Ce procédé délicat que, dans nos mœurs, on appellerait généreux, annonce un désintéressement non équivoque. M. de Vocance pouvait, sans scrupule comme sans reproche, accepter un témoignage d'attachement qu'il n'avait pas sollicité; il le refusa. Comment pouvait-il se faire que, peu de temps après, il eût cherché à s'emparer des débris de sa dépouille par trois forfaits simultanés?
Vers la fin de décembre 1780, l'abbé de Bouvard vint reprendre sa station à Chatonay. M. et madame de Vocance, prêts à retourner à Vienne aux approches de l'hiver, prolongèrent de deux mois leur séjour à la campagne, pour répondre aux désirs de leur vénérable ami. Ce terme touchait à sa fin, lorsque, le 20 février 1781, l'abbé de Bouvard, parlant du déjeûner du lendemain, demanda à sa parente du café aux jaunes d'œufs.
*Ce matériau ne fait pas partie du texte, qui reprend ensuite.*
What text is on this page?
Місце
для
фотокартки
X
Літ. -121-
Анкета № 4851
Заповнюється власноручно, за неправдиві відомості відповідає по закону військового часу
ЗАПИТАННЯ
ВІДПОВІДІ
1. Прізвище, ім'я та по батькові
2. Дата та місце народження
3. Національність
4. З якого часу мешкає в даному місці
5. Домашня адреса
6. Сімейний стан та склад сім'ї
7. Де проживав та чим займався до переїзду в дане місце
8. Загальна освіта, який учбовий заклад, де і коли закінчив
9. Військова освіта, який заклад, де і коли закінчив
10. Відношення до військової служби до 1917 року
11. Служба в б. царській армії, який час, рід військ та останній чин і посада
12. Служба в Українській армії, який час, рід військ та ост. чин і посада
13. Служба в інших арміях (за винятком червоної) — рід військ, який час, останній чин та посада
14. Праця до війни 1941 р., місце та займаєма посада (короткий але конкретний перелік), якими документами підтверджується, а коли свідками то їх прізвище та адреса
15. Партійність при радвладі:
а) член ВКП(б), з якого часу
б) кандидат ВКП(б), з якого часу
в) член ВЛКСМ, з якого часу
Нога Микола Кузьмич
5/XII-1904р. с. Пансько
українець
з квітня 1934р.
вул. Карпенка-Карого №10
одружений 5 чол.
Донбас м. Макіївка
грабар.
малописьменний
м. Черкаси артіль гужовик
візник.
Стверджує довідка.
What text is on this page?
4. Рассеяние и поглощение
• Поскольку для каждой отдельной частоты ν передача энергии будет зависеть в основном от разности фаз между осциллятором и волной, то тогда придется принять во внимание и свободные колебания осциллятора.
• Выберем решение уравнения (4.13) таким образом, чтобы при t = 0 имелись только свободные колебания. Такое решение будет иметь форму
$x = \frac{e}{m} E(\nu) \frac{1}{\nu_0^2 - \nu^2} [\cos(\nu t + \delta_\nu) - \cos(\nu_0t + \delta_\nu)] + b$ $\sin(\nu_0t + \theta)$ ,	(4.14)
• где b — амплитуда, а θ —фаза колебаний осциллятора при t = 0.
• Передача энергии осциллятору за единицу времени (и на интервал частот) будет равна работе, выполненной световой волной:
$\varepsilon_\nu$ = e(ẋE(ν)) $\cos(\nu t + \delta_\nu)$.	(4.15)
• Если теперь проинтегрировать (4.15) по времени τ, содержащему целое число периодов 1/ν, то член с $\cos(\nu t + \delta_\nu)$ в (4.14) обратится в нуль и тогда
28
En se levant, madame de Vocance ordonne le café: la femme de chambre le prépare à la cuisine dans le vase ordinaire: la cuisinière casse deux œufs, elle en extrait le jaune sur une assiette qu'elle remet à la femme de chambre. Celle-ci passe à l'office, en rapporte le sucrier rempli de cassonnade, en saupoudre les œufs en présence de tous les domestiques, et apporte le déjeûner dans la chambre de sa maîtresse. M. de Vocance venait d'y entrer. Il y était seul pour le moment, avec ses enfans; il bat les œufs; sa femme rentre, elle consomme le mélange, le vide en deux tasses qu'elle achève de remplir avec du café, conserve l'une pour son usage, et envoie l'autre à l'abbé de Bouvard, encore au lit, par la jeune de Vocance, âgée de dix ans.
Dans cet intervalle, les domestiques avaient aussi songé à leur déjeûner. Sur le marc de café ils avaient versé du lait; la cuisinière avait sucré le tout d'un morceau solide de cassonnade, de la grosseur d'une noix pris dans le sucrier. Cinq des domestiques en burent impunément; il n'en fut pas de même du terrible mélange dont les maîtres venaient de faire usage.